The motion to end the lawsuit against Hudson was submitted by Jackie Zhao, Vice-President Internal for the UTMSU and the UTMSU designate for the UTSU. Zhao’s motion, if approved, would have the UTSU offer to drop its claim in exchange for Hudson dropping her counterclaim. Zhao also ran for Vice-President Internal with the We the Students slate during the most recent UTSU election cycle.
The UTSU commenced legal proceedings against Hudson in September 2015, alleging that Hudson was improperly issued severance pay amounting to $247,726.40. In addition to that amount, the union is also seeking $200,000 in damages, claiming that Hudson deliberately destroyed confidential information. Hudson filed a countersuit against the union in December 2015, alleging hostilities from the incoming UTSU executives at that time.
In the motion, Zhao characterizes the lawsuit as one that “perpetuates and contributes to anti-Black racism within the UTSU, UofT, and the broader community.” Zhao also calls for an independent review and “critical analysis” to “involve communicating with Black students and student groups for the purpose of understanding the way the lawsuit has negatively impacted them.” Similar requests have previously been made by the Black Liberation Collective, a group that held a protest regarding the lawsuit at the UTSU office in October 2016.
UTMSU Director Felipe Nagata has also filed a motion to “postpone the cessation of services” provided by Clubs and Service Groups Coordinator Vita Carlino and Health and Dental Plan Coordinator Maria Galvez, who are two of the UTSU’s full-time staff.
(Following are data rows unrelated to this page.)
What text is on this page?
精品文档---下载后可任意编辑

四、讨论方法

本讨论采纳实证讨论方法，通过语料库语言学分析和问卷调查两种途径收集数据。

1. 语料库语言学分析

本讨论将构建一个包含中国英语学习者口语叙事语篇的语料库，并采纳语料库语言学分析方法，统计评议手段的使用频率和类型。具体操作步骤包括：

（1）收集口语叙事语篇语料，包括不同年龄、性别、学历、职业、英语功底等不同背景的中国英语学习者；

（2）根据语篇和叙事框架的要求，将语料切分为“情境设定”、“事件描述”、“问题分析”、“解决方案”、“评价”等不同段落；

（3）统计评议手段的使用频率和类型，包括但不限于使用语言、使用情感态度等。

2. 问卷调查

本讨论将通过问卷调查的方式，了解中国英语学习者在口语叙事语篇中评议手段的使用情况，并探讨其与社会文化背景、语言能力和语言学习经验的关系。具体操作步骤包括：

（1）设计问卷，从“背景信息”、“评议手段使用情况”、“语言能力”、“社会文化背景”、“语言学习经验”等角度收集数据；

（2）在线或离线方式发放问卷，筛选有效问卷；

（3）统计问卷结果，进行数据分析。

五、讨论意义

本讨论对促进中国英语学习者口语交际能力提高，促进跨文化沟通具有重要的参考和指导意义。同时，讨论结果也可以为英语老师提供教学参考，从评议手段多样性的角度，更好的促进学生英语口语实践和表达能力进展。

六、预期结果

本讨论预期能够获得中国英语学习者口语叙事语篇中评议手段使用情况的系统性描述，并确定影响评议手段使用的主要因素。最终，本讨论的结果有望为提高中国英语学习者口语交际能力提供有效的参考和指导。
The UTSU’s Services Committee voted to end these services on March 27 and the union intends to eliminate these positions.
Vice-President Internal and incoming President Mathias Memmel has claimed that the union would reach a deficit of $1.5 million by 2022, and $2.5 million by 2027 if these positions are not eliminated. The preamble of Nagata’s motion states, “the incoming board members have not been brought up to date on finances of union and the role of these services,” and that the union “has not shared or consulted ANY divisional groups and stakeholders of these services.”
Opponents to these proposed cuts held protests against the union at the Annual Ratification Meeting and the March 31 board meeting.
The April 29 board meeting is scheduled to take place at 10:00 a.m. at Woodsworth College.